The Resurrection and Fear

Douglas P. McManaman
Third Sunday of Easter
April 14, 2018
Reproduced with Permission

Immediately after his greeting, Jesus asks the disciples "Why are you frightened, and why do doubts arise in your hearts?" Those two questions say a great deal, because fear and doubt are two words that characterize very well the times in which we are living. Anyone who is a teacher or school administrator knows how much anxiety there is among young people today; it's like nothing we've ever seen before, i.e., kids having panic attacks either in the classroom or the office, and no one knows the reason for this, although there is a lot of speculation, but nothing conclusive.

There is real fear in the adult world as well, the fear of thinking independently, the fear of losing your job if you don't cave to the pressures of group think, the fear of speaking your mind, the fear of cultural collapse, etc. And it can be argued that all this is rooted in the fear of death.

This gospel gets right at the heart of the matter. In fact, this gospel is the gospel itself; the word means 'good news', and the good news, which is the heart of the Christian faith, is nothing other than the resurrection. The heart of the faith is not the teachings of Christ that we find in the Sermon on the Mount, much less is it the moral doctrines of the Church. The heart of the faith is the resurrection, which is the living proof that God saves. The name Jesus means "Yahweh is salvation". If Jesus did not rise from the dead, then death has the final word over our lives and everything else in the New Testament (i.e., the Sermon on the Mount) might as well be set aside - it's an idealism of very limited and relative value.

But Christ is risen. That means our greatest fear, the fear of the one thing we have no power to overcome, namely death, has been conquered. Death did not have the final word over his life; his resurrected body had the final word over his death. And since he is God and man, the resurrection means "God saves"; it means Jesus is our Savior. If we live our lives in him, and if we die in him, we will rise in him.

One thing that always irks me when I hear eulogies delivered at funerals is the line that so and so "will always live in our hearts". I don't expect to live in anyone's heart for very long after I'm gone; life gets busy very quickly after a funeral, people have things to do, so I expect to be quickly forgotten. The good news is that we are going to live outside the hearts of others, in the reality of place and time, with a glorified body, and as for those who have died before us, we will see and touch them again, because they too will have a glorified body that will never be subject to sickness and death.

An important line in today's gospel is the following: "While in their joy they were disbelieving and still wondering…" This was not a rebellious disbelieving, but a joyous disbelieving. What they were seeing was utterly beyond their ability to expect or understand, and they were filled with joy. So it was a knowledge that brought an utterly different kind of joy. And now faith (which is that "knowledge" of the unbelievable, because it is far above human reason), hope, and charity are possible. Without this resurrection, there is no joy, for there is no knowledge that death has been definitively defeated, and so it is not possible to live a life of real faith that God saves, and of hope that we too will rise and see and touch our loved ones again. At best we can achieve a self-deceiving optimism, but no real hope.

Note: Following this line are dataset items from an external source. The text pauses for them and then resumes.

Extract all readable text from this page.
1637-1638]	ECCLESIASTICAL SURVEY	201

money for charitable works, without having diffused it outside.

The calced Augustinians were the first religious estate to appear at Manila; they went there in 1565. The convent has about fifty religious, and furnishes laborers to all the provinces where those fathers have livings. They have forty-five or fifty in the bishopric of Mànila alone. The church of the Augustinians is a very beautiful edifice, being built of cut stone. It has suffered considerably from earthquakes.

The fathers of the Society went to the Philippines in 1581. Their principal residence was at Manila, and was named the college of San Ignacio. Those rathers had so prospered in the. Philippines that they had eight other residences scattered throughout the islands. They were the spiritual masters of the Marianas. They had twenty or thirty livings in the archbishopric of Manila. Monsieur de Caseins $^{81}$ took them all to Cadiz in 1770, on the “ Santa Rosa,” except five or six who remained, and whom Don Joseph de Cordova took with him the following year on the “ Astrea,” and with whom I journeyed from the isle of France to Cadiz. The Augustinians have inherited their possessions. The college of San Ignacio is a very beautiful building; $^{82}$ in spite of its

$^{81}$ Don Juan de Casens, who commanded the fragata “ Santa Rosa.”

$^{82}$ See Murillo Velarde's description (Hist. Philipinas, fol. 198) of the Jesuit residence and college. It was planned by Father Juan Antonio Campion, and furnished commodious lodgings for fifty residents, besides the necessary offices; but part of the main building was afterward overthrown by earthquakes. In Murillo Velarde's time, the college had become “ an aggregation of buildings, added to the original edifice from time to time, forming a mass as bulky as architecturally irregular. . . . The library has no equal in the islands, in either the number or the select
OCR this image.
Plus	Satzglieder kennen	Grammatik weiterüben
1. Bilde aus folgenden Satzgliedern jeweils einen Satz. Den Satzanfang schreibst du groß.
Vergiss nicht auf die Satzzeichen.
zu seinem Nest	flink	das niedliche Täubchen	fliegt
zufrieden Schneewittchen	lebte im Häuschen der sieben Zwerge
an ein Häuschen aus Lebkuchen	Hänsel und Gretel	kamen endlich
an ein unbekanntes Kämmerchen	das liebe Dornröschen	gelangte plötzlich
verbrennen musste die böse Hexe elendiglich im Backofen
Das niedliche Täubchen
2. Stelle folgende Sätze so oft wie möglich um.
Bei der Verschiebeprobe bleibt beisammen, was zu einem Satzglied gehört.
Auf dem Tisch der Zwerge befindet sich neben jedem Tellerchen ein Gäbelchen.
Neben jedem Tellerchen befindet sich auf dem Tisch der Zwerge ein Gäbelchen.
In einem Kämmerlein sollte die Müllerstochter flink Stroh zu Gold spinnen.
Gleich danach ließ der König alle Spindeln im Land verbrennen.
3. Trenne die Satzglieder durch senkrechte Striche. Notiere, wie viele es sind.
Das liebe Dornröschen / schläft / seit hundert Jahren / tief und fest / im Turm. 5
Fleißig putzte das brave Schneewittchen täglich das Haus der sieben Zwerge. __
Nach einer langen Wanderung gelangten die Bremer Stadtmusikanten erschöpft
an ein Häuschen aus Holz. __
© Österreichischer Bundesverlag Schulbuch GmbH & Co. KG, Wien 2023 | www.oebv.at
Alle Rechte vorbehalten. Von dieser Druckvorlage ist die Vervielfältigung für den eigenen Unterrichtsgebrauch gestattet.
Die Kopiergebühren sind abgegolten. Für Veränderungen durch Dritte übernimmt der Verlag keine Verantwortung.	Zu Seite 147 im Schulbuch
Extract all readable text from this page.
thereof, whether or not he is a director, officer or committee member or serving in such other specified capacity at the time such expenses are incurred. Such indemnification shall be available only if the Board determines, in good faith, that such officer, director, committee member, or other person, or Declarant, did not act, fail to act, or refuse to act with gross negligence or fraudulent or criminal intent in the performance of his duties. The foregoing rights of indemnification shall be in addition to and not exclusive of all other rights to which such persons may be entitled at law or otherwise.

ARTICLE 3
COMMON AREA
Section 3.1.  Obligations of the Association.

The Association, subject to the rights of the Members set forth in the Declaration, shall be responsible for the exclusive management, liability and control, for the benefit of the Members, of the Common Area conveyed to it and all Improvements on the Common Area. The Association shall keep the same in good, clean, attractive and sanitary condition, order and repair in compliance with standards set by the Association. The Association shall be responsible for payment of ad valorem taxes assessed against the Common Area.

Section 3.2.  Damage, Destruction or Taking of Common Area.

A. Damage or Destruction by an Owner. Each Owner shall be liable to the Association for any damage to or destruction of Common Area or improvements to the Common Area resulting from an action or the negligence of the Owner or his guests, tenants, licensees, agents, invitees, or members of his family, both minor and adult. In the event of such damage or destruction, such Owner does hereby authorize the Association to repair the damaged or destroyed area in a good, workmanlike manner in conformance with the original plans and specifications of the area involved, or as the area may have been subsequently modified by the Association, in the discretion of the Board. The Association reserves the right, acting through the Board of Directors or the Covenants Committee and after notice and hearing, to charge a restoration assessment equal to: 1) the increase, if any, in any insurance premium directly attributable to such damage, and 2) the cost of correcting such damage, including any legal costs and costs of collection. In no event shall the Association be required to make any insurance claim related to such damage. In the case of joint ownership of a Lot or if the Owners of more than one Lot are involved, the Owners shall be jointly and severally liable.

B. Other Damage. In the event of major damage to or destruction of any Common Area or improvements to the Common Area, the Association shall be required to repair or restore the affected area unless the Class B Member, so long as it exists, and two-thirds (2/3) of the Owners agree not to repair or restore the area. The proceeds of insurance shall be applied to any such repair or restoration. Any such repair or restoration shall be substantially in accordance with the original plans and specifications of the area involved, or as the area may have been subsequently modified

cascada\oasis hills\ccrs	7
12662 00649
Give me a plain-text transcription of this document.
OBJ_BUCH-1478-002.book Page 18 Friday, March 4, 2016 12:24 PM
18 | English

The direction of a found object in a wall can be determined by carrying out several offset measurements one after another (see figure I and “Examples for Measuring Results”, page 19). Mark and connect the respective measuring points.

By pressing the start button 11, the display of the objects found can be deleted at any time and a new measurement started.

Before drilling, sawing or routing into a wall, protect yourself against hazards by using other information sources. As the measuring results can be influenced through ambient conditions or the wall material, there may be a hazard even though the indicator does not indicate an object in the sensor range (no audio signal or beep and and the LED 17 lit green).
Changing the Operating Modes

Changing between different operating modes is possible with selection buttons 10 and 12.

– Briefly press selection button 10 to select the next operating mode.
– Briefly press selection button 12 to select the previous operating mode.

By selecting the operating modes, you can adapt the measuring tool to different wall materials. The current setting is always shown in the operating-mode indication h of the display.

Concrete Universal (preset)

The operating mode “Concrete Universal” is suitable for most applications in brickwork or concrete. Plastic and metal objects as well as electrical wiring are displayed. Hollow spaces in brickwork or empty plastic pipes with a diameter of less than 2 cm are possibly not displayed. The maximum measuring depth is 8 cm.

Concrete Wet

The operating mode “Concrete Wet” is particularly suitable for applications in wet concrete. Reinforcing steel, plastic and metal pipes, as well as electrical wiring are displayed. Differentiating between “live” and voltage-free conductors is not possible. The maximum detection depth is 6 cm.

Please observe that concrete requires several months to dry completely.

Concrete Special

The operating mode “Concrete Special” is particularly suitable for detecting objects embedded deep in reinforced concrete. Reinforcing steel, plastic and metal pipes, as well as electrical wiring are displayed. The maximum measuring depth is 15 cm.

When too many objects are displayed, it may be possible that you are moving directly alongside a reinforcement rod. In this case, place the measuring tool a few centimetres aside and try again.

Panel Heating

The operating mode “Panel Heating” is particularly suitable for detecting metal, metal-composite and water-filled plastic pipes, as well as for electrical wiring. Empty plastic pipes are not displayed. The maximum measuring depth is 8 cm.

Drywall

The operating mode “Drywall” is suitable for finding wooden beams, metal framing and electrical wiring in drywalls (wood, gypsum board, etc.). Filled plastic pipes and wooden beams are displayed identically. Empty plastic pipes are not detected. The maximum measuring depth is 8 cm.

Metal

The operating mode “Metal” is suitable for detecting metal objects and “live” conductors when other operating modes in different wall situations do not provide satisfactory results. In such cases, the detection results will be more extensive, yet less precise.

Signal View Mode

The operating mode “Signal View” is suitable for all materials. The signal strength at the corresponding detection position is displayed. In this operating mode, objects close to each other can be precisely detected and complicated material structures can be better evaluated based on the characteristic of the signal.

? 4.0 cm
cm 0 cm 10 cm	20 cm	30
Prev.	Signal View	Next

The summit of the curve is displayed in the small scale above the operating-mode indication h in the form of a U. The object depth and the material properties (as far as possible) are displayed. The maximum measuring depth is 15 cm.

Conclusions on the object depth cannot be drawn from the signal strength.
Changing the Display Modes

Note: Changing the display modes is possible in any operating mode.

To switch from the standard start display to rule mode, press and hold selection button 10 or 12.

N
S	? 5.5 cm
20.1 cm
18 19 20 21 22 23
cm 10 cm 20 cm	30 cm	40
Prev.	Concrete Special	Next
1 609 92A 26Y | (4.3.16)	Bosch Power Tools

If we have the gift of faith, it means we have the ability to believe that Christ was raised, and that means we have the ability to rise above our fear of death, and if we can rise above our fear of death, then we can rise above any other fear that enters our lives. We have no power to undo the approach of the grave, and there is so much more in this life we have no power over, such as the hearts of others, the evil that exists in the world, political oppression and human ignorance and selfishness, etc. We have no power over any of that, but Christ does, because he has conquered the greatest of evils, so he can conquer all lesser evils, all those evils that are the offspring of sin, death, and the fear of death, such as political oppression, injustices, the schemes and plotting of the devious and malevolent of this world, etc. Nothing happens outside of his control, because he holds the keys of death. He says: "Do not be afraid. I am the first and the last, the one who lives. Once I was dead, but now I am alive forever and ever. I hold the keys to death and the Underworld."

So when death enters our world, such as the death of a loved one, that's the time for us to exercise our faith, and hope, to really think about Easter, the resurrection of Christ. That's when it is our turn to choose to put that faith to action, so to speak, and believe that this tragedy is not the end, but that there is something beyond this tragedy. We have that ability, we've been given that faith, but it is up to us to use it, and the evidence that we have really used that faith will be the joy we will experience knowing that Christ rose and that we will see and touch our loved ones again.